By Clay Wilson
Hirokazu Yamaoka says that sport is a dialect anyone can understand.
"Sports is a universal language," said Yamaoka, chief executive director of the Japan External Trade Organization.
Business is a universal language, too; and tourism, trade and development officials in Henry and Clayton counties sought Friday to capitalize on the mixture of the two tongues.
The Henry County Chamber of Commerce/Convention and Visitors Bureau, the Henry County Development Authority and the corresponding organizations from Clayton County hosted the first International Champions Reception on Friday at the Eagle's Landing Golf Course.
Specifically, the reception was held in a skybox overlooking the course's 18th green during the Nancy Lopez Chick-Fil-A Charity Championship. As LPGA celebrities such as Annika Sorenstam, Lopez and tournament title defender Se Ri Pak teed up below, representatives of at least six foreign countries watched in breathless anticipation.
Over the course of the day, the officials also chatted with Henry and Clayton commerce officials, making introductions and swapping business cards.
"We see it as an opportunity to introduce Henry County to the international community," said Henry Chamber Executive Director Kay Pippin.
According to Pippin, the idea for the reception emerged about a month ago, as members of Metro South, Inc., a six-county economic development association, were "discussing ways to maximize opportunities around the LPGA."
But Henry County Development Authority Chairman Bob White said the concept goes even further back, to last year's tournament.
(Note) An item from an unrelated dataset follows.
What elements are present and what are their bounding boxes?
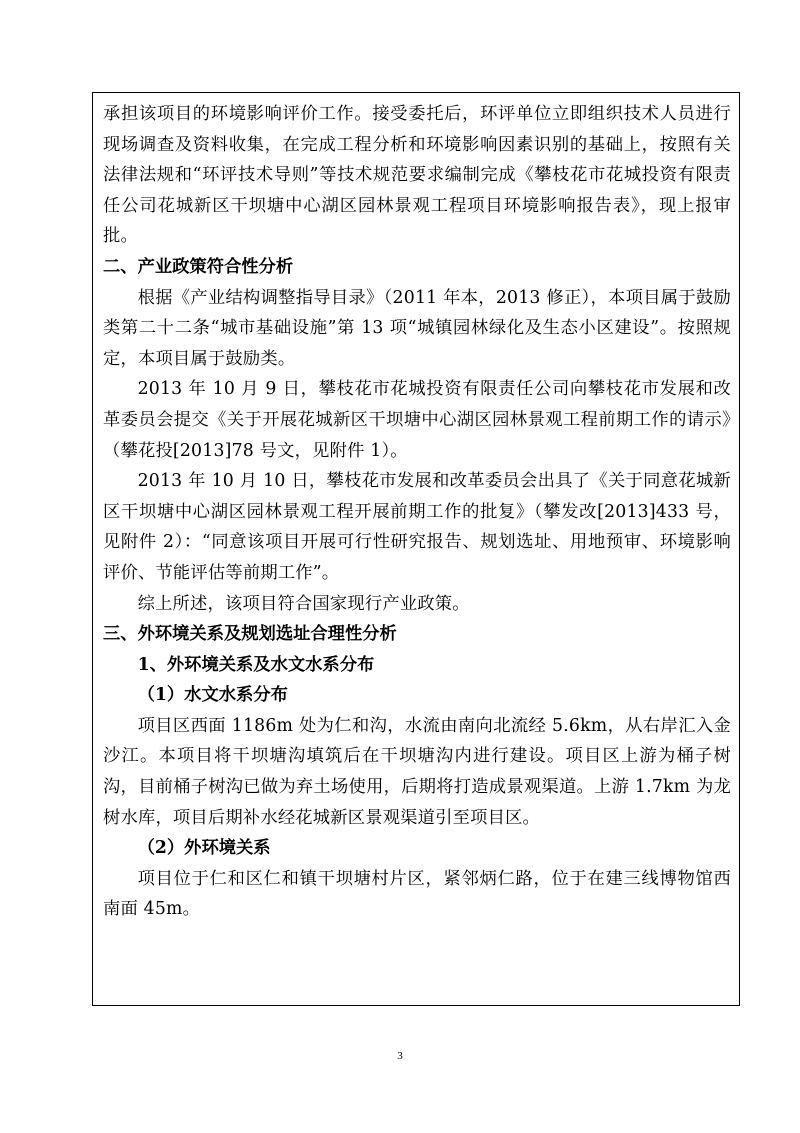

He described the excitement of the vice president of the Korean American Chamber of Commerce upon meeting Pak.
"The light bulbs went off in our heads here was a great opportunity," White said. "We had been looking for a way to leverage the tournament for any kind of development purpose."
Henry and Clayton officials sent out invitations to the reception, and Pippin said they received 37 acceptances. Visitors to the skybox were expected throughout the day from the German American Chamber of Commerce and the Atlanta consulates of Japan, Costa Rica, Korea, Great Britain and Switzerland.
"It's wonderful," said British Vice Consul for Investment Glen Whitley. "The hosts have been fantastic. It's a great opportunity to make some new contacts."
Such an opportunity is "absolutely invaluable," said Grant Wainscott, vice president of community development for the Clayton County Chamber of Commerce.
The Henry Chamber footed the cost for the event including a lavish spread of food and beverages for the foreign dignitaries through hotel taxes it receives from the county.
But Al Hosford, chairman of the Chamber's board of directors, indicated the event was well worth the price.
"So much is gained from being able to put a name with a face," he said. "So much business is done by relationships."
Yamaoka agreed. "It is a good location to meet," he said. I could make acquaintances with several people from Henry County."